A call comes from a hospital in Nassau County. Your mother had a fall. She’s stable, but the doctors are talking about long-term care, and the monthly cost they mention has more zeroes than you expected. You know she has a will, tucked away in a safe deposit box. But a will only speaks after death. It does nothing to answer the immediate, pressing questions: Who has the authority to speak to her doctors? Who can access her funds to pay her bills? And how will the family manage a potential nursing home bill of $15,000 a month without exhausting her life savings in a year?
Too many New York families face this reality. They assume a will is a complete estate plan. It is not. Elder law is the discipline of planning for life—for its contingencies and its costs. It’s about ensuring your final chapters are written on your own terms, with dignity and intention.
The Two Conversations That Define Elder Law
In my practice, a proper elder law plan boils down to two critical conversations. The first is about authority, and the second is about cost. Everything else flows from these two points.
The conversation about authority addresses the question, “Who can act for me when I cannot act for myself?” This isn’t about ceding control; it’s about prudently delegating it. We address this through two primary documents:
- A Health Care Proxy appoints an agent to make medical decisions on your behalf if you become incapacitated. This is the person who will interpret your wishes regarding treatment, care, and end-of-life choices.
- A Durable Power of Attorney appoints an agent to manage your financial affairs. This is the person who will pay your mortgage, manage your investments, and file your taxes. A properly drafted Power of Attorney in New York must comply with General Obligations Law, Article 5, Title 15 to be effective. Choosing this fiduciary is one of the most important decisions you will ever make.
Without these documents, your family’s only recourse is to petition the court for guardianship—a public, expensive, and often emotionally draining process our work is designed to avoid.
Protecting a Lifetime of Work from Long-Term Care Costs
The second conversation is about cost. Specifically, the staggering cost of long-term care. Many families assume Medicare will cover a nursing home stay. It won’t, except for a very limited period of skilled nursing care following a qualifying hospital stay. The burden falls to private funds or, for those who qualify, Medicaid.
Medicaid planning is a core component of elder law. It is the deliberate, legal, and ethical process of structuring your assets to qualify for Medicaid benefits while preserving a legacy for your family. The cornerstone of this strategy is often the Medicaid Asset Protection Trust (MAPT).
To be eligible for long-term care Medicaid in New York, an applicant must have very limited assets. By transferring assets—like a primary residence—into a carefully drafted irrevocable trust, you start a five-year “look-back” clock. Once five years have passed since the assets were transferred, they are no longer countable for Medicaid eligibility. The trust protects the assets from being consumed by nursing home costs, preserving them for your heirs.

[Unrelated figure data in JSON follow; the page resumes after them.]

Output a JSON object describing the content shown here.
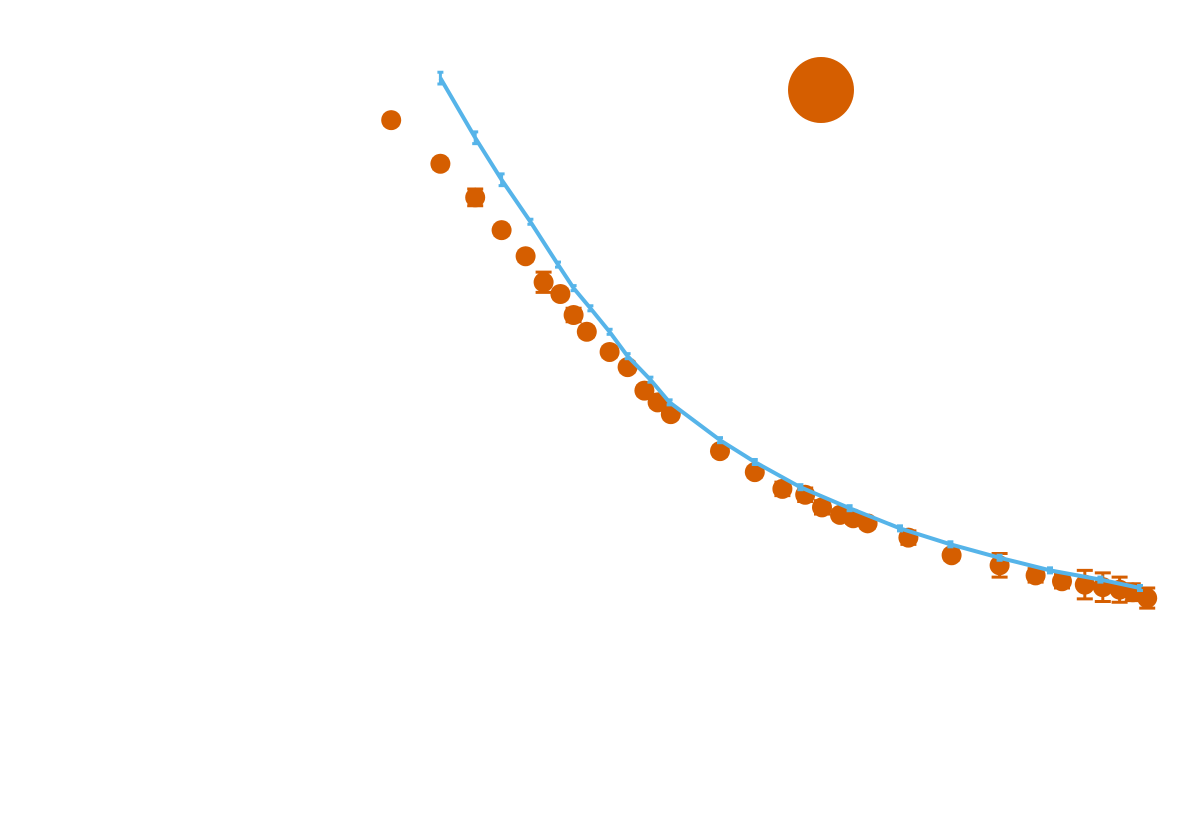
{
  "chart_data": {
    "type": "scatter",
    "xlim": [
      0,
      100
    ],
    "ylim": [
      0,
      100
    ],
    "series": [
      {
        "type": "scatter",
        "color": "#d55e00",
        "x": [
          32.6,
          36.7,
          39.6,
          41.8,
          43.8,
          45.3,
          46.7,
          47.8,
          48.9,
          50.8,
          52.3,
          53.7,
          54.8,
          55.9,
          60,
          62.9,
          65.2,
          67.1,
          68.5,
          70,
          71.1,
          72.3,
          75.7,
          79.3,
          83.3,
          86.3,
          88.5,
          90.4,
          91.9,
          93.3,
          94.4,
          95.6
        ],
        "values": [
          85.7,
          80.5,
          76.5,
          72.6,
          69.5,
          66.4,
          65,
          62.5,
          60.5,
          58.1,
          56.3,
          53.5,
          52.1,
          50.7,
          46.3,
          43.8,
          41.8,
          41.1,
          39.6,
          38.7,
          38.3,
          37.7,
          36,
          33.9,
          32.7,
          31.5,
          30.8,
          30.4,
          30.1,
          29.8,
          29.5,
          28.8
        ],
        "errors": [
          0.6,
          0.6,
          1.0,
          0.6,
          0.6,
          1.2,
          0.6,
          0.8,
          0.6,
          0.6,
          0.6,
          0.6,
          0.6,
          0.6,
          0.6,
          0.6,
          0.8,
          0.8,
          0.8,
          0.6,
          0.6,
          0.6,
          0.8,
          0.6,
          1.4,
          0.8,
          0.8,
          1.7,
          1.7,
          1.5,
          1.0,
          1.2
        ]
      },
      {
        "type": "line",
        "color": "#56b4e9",
        "x": [
          36.7,
          39.6,
          41.8,
          44.2,
          46.5,
          47.8,
          49.2,
          50.8,
          52.3,
          54.2,
          55.8,
          60,
          62.9,
          66.7,
          70.8,
          75,
          79.2,
          83.3,
          87.5,
          91.7,
          95
        ],
        "values": [
          90.7,
          83.6,
          78.6,
          73.6,
          68.5,
          65.7,
          63.3,
          60.5,
          57.6,
          54.8,
          52.1,
          47.6,
          45,
          42,
          39.5,
          37.1,
          35.2,
          33.6,
          32.1,
          31,
          30
        ],
        "errors": [
          0.7,
          0.7,
          0.7,
          0.3,
          0.3,
          0.3,
          0.3,
          0.3,
          0.3,
          0.3,
          0.3,
          0.3,
          0.3,
          0.3,
          0.3,
          0.3,
          0.3,
          0.3,
          0.3,
          0.3,
          0.3
        ]
      }
    ]
  }
}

This is not a last-minute strategy. It is an act of foresight. Stewardship. It requires planning years in advance of any potential need. For many families on Long Island, protecting the family home—often their single largest asset—is the primary motivation for creating a MAPT.
When There Is No Plan: The Article 81 Guardianship
What happens when a person loses capacity without a Health Care Proxy or Power of Attorney in place? The family must turn to the court system. In New York, this means initiating a proceeding under Article 81 of the Mental Hygiene Law to have a legal guardian appointed.

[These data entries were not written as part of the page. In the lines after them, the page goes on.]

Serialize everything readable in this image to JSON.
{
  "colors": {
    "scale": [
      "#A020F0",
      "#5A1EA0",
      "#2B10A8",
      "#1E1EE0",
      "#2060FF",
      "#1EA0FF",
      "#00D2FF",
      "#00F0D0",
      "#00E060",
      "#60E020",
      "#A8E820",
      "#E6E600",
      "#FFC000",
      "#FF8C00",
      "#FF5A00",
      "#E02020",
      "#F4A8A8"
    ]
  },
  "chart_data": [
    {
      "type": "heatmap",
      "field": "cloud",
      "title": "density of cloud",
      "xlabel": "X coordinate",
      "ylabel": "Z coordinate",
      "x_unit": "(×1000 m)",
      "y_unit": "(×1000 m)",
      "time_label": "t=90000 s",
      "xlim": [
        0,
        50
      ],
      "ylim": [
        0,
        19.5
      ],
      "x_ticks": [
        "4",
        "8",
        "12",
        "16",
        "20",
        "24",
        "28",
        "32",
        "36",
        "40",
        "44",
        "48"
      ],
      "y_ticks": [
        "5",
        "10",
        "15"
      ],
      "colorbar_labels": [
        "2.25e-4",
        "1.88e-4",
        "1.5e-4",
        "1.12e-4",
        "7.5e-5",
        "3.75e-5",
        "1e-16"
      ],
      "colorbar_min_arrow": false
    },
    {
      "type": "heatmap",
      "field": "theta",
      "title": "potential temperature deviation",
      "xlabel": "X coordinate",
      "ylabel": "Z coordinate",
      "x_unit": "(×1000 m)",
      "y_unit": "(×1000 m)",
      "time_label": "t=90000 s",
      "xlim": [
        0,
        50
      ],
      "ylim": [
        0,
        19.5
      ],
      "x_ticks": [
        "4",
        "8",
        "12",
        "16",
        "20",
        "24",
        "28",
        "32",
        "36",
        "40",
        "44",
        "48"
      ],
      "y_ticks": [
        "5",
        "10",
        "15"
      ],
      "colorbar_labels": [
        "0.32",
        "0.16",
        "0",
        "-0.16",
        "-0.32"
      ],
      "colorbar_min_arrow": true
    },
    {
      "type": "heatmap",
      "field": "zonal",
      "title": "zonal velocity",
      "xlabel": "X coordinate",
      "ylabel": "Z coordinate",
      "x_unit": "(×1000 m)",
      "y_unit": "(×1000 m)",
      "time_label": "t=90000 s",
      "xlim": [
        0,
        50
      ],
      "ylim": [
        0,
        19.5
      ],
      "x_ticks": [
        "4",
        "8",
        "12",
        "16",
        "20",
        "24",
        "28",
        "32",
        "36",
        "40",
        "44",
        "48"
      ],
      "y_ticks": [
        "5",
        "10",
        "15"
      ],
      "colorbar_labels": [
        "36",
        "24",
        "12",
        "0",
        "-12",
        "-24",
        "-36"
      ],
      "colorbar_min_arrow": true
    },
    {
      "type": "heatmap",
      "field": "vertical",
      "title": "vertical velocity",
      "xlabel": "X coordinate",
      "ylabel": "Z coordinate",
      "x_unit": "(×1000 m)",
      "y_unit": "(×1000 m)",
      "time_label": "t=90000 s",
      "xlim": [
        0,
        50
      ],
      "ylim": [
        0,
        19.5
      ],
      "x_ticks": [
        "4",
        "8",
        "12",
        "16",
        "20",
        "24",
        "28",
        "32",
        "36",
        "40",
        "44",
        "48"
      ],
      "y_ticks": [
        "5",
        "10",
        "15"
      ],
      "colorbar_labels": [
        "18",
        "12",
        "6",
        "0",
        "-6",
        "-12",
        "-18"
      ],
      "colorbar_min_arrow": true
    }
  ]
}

A guardianship proceeding is a lawsuit. A petition is filed with the court, a judge is assigned, and an attorney is appointed for the person alleged to be incapacitated. Medical evidence must be presented, and the court must be convinced that the person is unable to manage their own affairs. If the judge agrees, they will appoint a guardian—who may or may not be the family member who initiated the proceeding—to take control of the person’s personal and financial life.
This process is the opposite of intentional planning. It is public, it can create conflict within a family, and it strips an individual of their autonomy. While necessary in a crisis, it is a court-imposed solution to a problem that could have been solved with a private, deliberate plan.
Our counsel extends beyond drafting documents. It is about anticipating these difficult scenarios and putting a thoughtful contingency plan in place. It ensures that if a crisis comes, your family is armed with a clear set of instructions and the legal authority to carry them out, rather than a court summons.
If you are the person responsible for your family’s future, the first step is to understand the legal instruments you currently have—and, more importantly, the ones you lack. A prudent next step is a review of your existing power of attorney and health care proxy to determine if they are sufficient to protect you and your family when it matters most.